Online24, NADA pelan, gaya bahasa sederhana, bicara apa adanya. Terlihat rileks dan “cair” dengan lawan bicaranya. “Pelan-pelan, tenang bro…” begitu diksi yang akrab terdengar saat dirinya meladeni diskusi mahasiswa di sebuah kedai kopi di sudut kota Makassar, Sulawesi Selatan.
Itu kesan yang bisa saya tangkap. Saat menulis naskah ini. Untuk menandai hari kelahirannya 28 Desember. Pada usianya jelang setengah abad. Namanya Selle Kuasse Dalle. Mantan aktivis mahasiswa dan NGO yang kini bertransformasi sebagai politisi di DPRD Sulawesi Selatan.
Saya sudah lama tidak bertemu dengannya. Karena domisili kami berjarak dan kesibukan menumpuk. Dari teman-teman saya sesekali mendengar kabar tentangnya. Misalnya saat ayah dan anaknya wafat dan aktivitasnya sebagai wakil rakyat. Justru sakit jarang saya dengar. Mungkin karena istrinya, Rahmawati, seorang dokter. Jadi cukup dirawat dirumah saja.
Meski dicecar tanya bernada sindiran dan menohok, ia tetap tenang. “Ditempat ini saya bernostalgia. Saya pernah sebagai mahasiswa, jadi paham apa yang dirasakan dan mesti dilakukan adik-adik mahasiswa,” ujar insinyur jebolan Fakultas Teknik Universitas Muslim Indonesia (UMI) Makasar ini.
Keyakinan Selle, begitu ia akrab disapa, beralasan karena menganggap politik itu naluriah dasar manusia untuk memperbaiki kehidupannya, dan juga kehidupan orang lain.
Politik itu baginya keseimbangan. Bukan membuat kegaduhan. “Karena itu butuh kesabaran ekstra. Ini yang kadang diabaikan oleh teman-teman politisi muda yang semangatnya menyala-nyala.”
Dari teman-temannya pula saya mendengar sejak mahasiswa ‘merantau’ ke Makassar, ia terbiasa bergaul tanpa simbol dan egaliter. Bergaul dengan orang karena saling bersikap baik.
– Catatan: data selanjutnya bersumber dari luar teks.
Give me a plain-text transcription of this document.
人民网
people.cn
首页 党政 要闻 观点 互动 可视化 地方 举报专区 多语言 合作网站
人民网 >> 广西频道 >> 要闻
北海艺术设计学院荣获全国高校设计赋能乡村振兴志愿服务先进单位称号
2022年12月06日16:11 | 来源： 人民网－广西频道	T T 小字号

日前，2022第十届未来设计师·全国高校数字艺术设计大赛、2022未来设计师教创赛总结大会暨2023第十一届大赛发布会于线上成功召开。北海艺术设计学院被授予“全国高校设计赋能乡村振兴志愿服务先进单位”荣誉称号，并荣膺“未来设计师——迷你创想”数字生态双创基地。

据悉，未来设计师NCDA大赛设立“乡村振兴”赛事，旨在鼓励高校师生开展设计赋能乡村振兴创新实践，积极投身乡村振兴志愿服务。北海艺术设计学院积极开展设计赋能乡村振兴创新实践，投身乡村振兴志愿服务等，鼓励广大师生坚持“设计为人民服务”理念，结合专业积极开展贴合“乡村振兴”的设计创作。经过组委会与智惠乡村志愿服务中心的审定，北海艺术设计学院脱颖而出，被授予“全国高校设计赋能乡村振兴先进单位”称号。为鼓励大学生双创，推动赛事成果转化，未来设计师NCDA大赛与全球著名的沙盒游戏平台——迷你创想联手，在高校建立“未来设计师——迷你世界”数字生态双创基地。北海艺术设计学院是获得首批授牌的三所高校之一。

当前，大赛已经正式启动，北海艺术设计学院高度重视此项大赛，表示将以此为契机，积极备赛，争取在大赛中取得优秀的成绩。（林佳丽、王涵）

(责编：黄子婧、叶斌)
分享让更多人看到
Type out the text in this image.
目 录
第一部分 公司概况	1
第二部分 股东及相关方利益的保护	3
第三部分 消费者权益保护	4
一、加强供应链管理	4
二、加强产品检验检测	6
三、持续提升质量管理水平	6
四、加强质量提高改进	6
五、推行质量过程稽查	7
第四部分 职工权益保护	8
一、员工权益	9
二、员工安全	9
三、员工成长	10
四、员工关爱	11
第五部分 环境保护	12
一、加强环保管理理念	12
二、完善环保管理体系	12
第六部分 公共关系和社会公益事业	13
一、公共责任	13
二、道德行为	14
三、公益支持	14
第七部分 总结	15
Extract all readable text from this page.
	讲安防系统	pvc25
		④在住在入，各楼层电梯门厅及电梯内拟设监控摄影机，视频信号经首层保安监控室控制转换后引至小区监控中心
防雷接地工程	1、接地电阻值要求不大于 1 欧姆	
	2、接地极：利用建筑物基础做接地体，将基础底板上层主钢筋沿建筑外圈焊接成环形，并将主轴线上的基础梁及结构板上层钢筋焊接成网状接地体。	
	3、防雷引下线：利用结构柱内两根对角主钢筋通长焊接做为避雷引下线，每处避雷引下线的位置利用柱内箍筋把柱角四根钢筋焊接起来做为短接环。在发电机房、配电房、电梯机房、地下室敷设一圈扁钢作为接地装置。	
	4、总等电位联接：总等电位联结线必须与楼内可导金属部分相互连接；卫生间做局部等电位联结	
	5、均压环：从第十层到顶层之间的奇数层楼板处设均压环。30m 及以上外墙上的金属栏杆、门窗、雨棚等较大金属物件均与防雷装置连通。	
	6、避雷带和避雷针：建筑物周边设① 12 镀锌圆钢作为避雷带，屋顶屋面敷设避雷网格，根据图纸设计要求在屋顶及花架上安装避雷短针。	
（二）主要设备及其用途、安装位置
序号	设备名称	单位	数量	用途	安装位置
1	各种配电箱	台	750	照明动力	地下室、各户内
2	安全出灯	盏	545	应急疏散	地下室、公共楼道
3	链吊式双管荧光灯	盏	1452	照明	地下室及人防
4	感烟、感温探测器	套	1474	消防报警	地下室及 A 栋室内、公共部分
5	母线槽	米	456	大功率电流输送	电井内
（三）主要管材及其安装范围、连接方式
Selle selalu gelisah saat kawannya kesusahan, membuat dia selalu berusaha mencari jalan keluar. Empatinya juga tinggi, membuat siapa yang dekat dengannya merasa dipedulikan. Tidak hanya urusan kerja, organisasi, masalah pribadi kawannya pun kadang diperhatikan.
Oh…ya, saya juga pernah dengar ia berkata: Saya punya ‘moral obligation’ terhadap nasib teman-temanku…! Statemen inilah yang saya kira sumber empatinya tersebut. Apalagi baginya, pertemanan tidak boleh pudar hanya problem jamak yang kerap terjadi dalam hubungan antar manusia.
Diceritakan juga, kedermawanannya tak diragukan. Tanyalah tetangga, kerabat, sahabat, teman, dan orang-orang yang mengenalnya. Tak terhitung ‘sesuatu’ yang sudah dia berikan, bahkan kepada orang yang tidak dikenalnya.
Karena itu, rezeki seolah begitu segan jika tak menghampirinya. Sesuai dengan nama belakangnya, Dalle. MESSEMPO DALLE (bahasa Bugis bermakna murah rejeki). “Saya saksinya…” kata Kiblat Said, salahseorang jurnalis senior di Makassar.